A escola de Henrique tinha o hábito de realizar viagens para reforçar o trabalho pedagógico. Os alunos já sabiam que, ao final de cada ano letivo, havia a viagem de estudos. Uma jornada que costumava contemplar os conhecimentos trabalhados durante o ano.
Naquele ano, o destino era Gramado, e Henrique, durante meses, contou os dias para a realização daquela viagem. Pelo que observava, não era apenas ele o ansioso. Os colegas também estavam em polvorosa.
– Posso me sentar aqui? – perguntou o garoto de óculos e cara salpicada de espinhas.
– Claro! – respondeu Henrique, mas ficou aborrecido. Preferia ficar ao lado de um dos seus melhores amigos, o Bituca ou o Rafael. Melhor ainda se fosse a Elise. Aí seria um sonho. Mas a Elise já estava lá com o Ricardo. Ricardo, o insuportável.
O garoto tinha 14 anos, como ele. Ele ocupava a sala ao lado da sua, a 9a B. Mas ele jamais o notara anteriormente.
– Qual o seu nome? – perguntou o adolescente. – O meu é Tiago.
– Henrique. – respondeu e colocou os fones sem dar muito espaço para conversa.
A viagem decorreu sem grandes percalços, a não ser pela presença do garoto, o qual Henrique, até certo ponto, considerou desagradável. Até aquele dia em Porto Alegre…
Mas, antes, o grupo visitou várias atrações de Gramado e Canela, o lago negro com seus pedalinhos de cisne, o minimundo, o parque Knorr, o passeio de Maria Fumaça em Carlos Barbosa, a aldeia do Papai Noel, até que, em Porto Alegre, na visita ao Centro Cultural Mário Quintana, Henrique tomou um grande susto com o seu colega de estrada.
Os professores da escola faziam uso de várias metodologias para diversificar as aulas no Colégio Impacto: Storytelling, PBL, Aula invertida, gamificação … Essas metodologias também eram usadas durante a viagem. Afinal, o Colégio Impacto gostava de afirmar que ajudava a formar “protagonistas” das suas histórias, e não coadjuvantes. Isso era verdade e, por isso, Henrique gostava muito da escola, mas, naquela fria manhã de julho, não foi Henrique o protagonista da cena, mas, justamente o aluno tímido que costumava rejeitar.
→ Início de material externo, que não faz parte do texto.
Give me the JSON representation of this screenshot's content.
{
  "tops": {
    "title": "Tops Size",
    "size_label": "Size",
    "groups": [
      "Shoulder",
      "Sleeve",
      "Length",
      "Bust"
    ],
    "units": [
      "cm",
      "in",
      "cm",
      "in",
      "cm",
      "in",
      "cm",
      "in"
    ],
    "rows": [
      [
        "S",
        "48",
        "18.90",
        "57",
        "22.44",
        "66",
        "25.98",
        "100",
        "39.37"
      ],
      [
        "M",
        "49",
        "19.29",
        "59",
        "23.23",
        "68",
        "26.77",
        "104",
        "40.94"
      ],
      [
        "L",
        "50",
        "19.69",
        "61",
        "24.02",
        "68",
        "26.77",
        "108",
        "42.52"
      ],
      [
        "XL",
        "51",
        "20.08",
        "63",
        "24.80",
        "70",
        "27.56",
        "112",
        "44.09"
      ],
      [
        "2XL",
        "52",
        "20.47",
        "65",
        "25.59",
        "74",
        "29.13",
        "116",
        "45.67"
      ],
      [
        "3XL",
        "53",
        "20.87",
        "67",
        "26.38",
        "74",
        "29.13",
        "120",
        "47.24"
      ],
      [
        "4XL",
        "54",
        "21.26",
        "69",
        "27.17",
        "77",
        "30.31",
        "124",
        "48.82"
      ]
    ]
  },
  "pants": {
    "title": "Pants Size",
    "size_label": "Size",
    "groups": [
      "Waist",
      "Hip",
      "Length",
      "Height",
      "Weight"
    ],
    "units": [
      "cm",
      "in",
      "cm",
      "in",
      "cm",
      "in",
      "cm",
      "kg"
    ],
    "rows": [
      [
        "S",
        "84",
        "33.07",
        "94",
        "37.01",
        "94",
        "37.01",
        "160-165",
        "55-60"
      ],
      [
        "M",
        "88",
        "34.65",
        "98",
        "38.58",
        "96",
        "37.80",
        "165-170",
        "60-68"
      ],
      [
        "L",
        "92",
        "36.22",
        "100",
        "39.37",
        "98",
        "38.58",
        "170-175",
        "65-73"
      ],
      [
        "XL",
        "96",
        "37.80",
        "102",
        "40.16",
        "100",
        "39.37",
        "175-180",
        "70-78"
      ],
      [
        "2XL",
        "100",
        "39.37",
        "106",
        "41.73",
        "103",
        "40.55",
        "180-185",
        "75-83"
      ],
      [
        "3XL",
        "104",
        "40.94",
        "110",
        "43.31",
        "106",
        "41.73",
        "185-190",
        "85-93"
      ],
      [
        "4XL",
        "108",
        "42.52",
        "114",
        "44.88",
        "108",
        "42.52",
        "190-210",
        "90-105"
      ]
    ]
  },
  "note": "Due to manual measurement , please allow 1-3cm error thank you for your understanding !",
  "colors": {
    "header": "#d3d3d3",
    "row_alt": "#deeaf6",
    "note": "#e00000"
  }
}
– Pessoal, nós já estudamos o poeta Mário Quintana nas nossas aulas. – começou o professor de Língua Portuguesa – Quem se lembra de algum poema de Quintana?
Todos se entreolharam e permaneceram mudos.
– Gente, é claro que alguém conhece algum poema do Mário. Nós estudamos… – insistiu o professor.
Foi aí que Tiago, claramente encabulado, vagarosamente ergueu a mão.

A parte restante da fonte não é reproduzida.